Fiscal and procedural impacts

  • Enacted law; Governor signed 05/23/2025.
  • Implementation deadline for public entity policies: September 1, 2025.
  • Exemption for information disclosed prior to June 30, 2025.
  • Appropriations adjustments FY 2025‑26: net decrease of $58,293 (cash funds $54,900; General Fund $3,393); overall ongoing state expenditure reduction reported as about $69,497 annually in the final fiscal note. Net change: -0.7 FTE.
  • Civil penalties collected are credited to the Immigration Legal Defense Fund (Colorado Department of Labor & Employment).
  • Fiscal note classifies impacts as: minimal state revenue effect, state expenditures (decrease), and local government impacts.

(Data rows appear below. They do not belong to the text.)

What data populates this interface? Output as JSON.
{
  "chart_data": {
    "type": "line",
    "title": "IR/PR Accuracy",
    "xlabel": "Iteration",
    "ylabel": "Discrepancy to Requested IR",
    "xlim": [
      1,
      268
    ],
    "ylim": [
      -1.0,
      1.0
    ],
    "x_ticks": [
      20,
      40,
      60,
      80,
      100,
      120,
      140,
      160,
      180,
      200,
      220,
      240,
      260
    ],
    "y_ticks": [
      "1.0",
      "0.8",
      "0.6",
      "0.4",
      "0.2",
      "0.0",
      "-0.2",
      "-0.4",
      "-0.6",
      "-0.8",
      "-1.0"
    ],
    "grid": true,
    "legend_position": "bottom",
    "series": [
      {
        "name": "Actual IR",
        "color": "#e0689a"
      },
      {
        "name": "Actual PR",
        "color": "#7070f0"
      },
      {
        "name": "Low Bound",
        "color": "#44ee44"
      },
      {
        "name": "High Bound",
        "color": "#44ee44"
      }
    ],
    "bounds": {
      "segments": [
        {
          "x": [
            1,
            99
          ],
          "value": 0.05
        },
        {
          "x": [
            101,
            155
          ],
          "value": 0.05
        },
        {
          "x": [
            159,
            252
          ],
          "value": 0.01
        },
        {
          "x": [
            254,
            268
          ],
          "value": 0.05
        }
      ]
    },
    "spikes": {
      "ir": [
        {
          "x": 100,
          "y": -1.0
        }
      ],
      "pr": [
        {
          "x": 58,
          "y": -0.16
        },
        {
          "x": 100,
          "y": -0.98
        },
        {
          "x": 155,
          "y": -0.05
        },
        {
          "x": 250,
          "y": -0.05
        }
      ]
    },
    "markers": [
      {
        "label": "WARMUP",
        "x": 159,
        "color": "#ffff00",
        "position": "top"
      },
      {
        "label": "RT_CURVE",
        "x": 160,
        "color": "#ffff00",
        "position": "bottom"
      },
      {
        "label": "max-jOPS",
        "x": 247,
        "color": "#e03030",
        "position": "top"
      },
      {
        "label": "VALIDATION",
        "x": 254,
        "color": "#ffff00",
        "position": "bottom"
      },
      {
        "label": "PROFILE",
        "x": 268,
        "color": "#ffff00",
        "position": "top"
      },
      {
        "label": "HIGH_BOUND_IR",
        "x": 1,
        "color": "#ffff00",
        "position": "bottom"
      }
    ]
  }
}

Legislative timeline / status

  • Introduced in Senate: 04/04/2025
  • Passed both houses with amendments; enrolled and sent to Governor 05/07/2025
  • Governor signed into law: 05/23/2025

This summary highlights principal statutory changes and anticipated administrative/fiscal effects based on Legislative Council nonpartisan fiscal notes and enrolled bill text.

Compiled from official sources — confirm details with the bill’s official record.